Slow manifolds in recurrent networks encode working memory efficiently and robustly

TL;DR

This study reveals that recurrent networks encode working memory along slow stable manifolds, offering a more efficient and noise-robust mechanism compared to traditional stable attractor models.

Contribution

It demonstrates that slow manifold encoding is a prevalent and advantageous dynamical mechanism for working memory in recurrent networks, supported by extensive modeling and analysis.

Findings

Memory encoding along slow stable manifolds leads to phasic activation.

Networks naturally forget stimuli over time, yet remain robust to noise.

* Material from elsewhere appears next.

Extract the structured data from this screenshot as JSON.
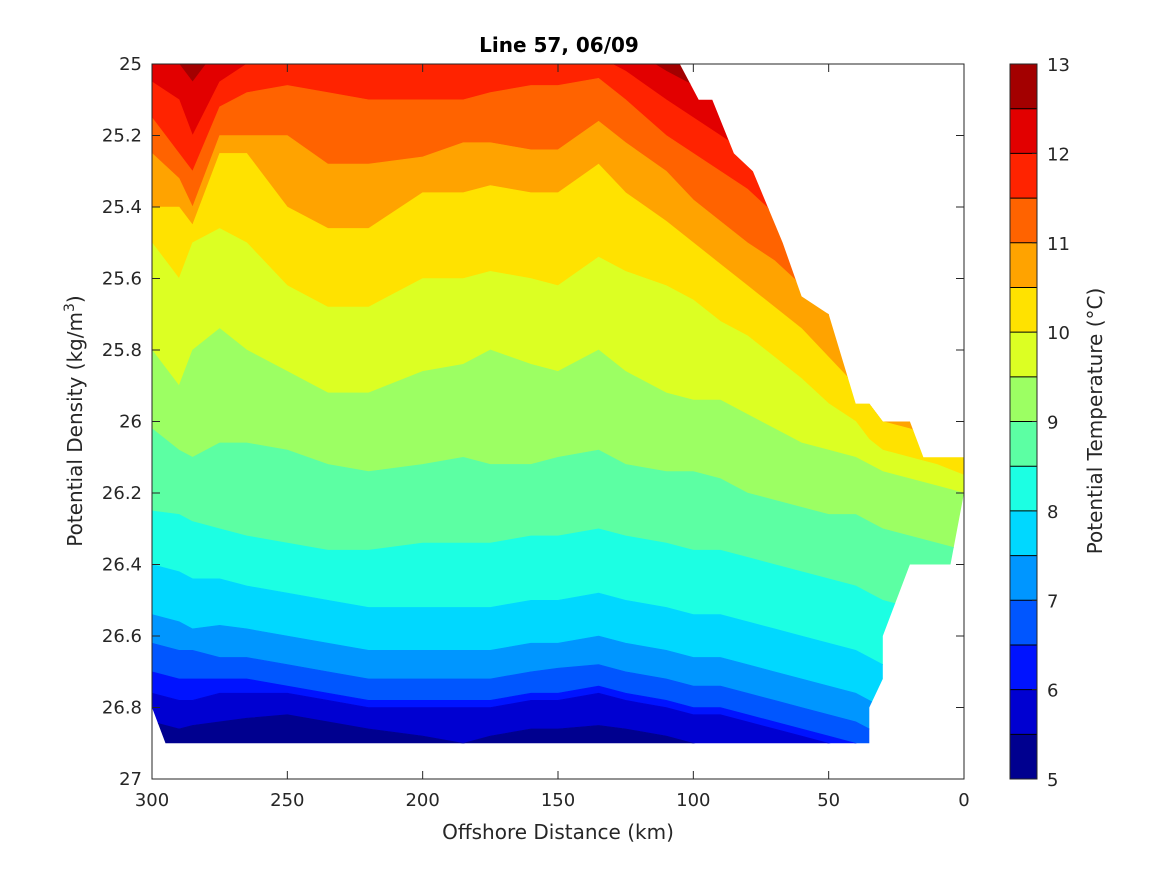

Slow manifold mechanisms are more efficient than stable attractor models.

Abstract

Working memory is a cognitive function involving the storage and manipulation of latent information over brief intervals of time, thus making it crucial for context-dependent computation. Here, we use a top-down modeling approach to examine network-level mechanisms of working memory, an enigmatic issue and central topic of study in neuroscience and machine intelligence. We train thousands of recurrent neural networks on a working memory task and then perform dynamical systems analysis on the ensuing optimized networks, wherein we find that four distinct dynamical mechanisms can emerge. In particular, we show the prevalence of a mechanism in which memories are encoded along slow stable manifolds in the network state space, leading to a phasic neuronal activation profile during memory periods. In contrast to mechanisms in which memories are directly encoded at stable attractors, these networks naturally forget stimuli over time. Despite this seeming functional disadvantage, they are more efficient in terms of how they leverage their attractor landscape and paradoxically, are considerably more robust to noise. Our results provide new dynamical hypotheses regarding how working memory function is encoded in both natural and artificial neural networks.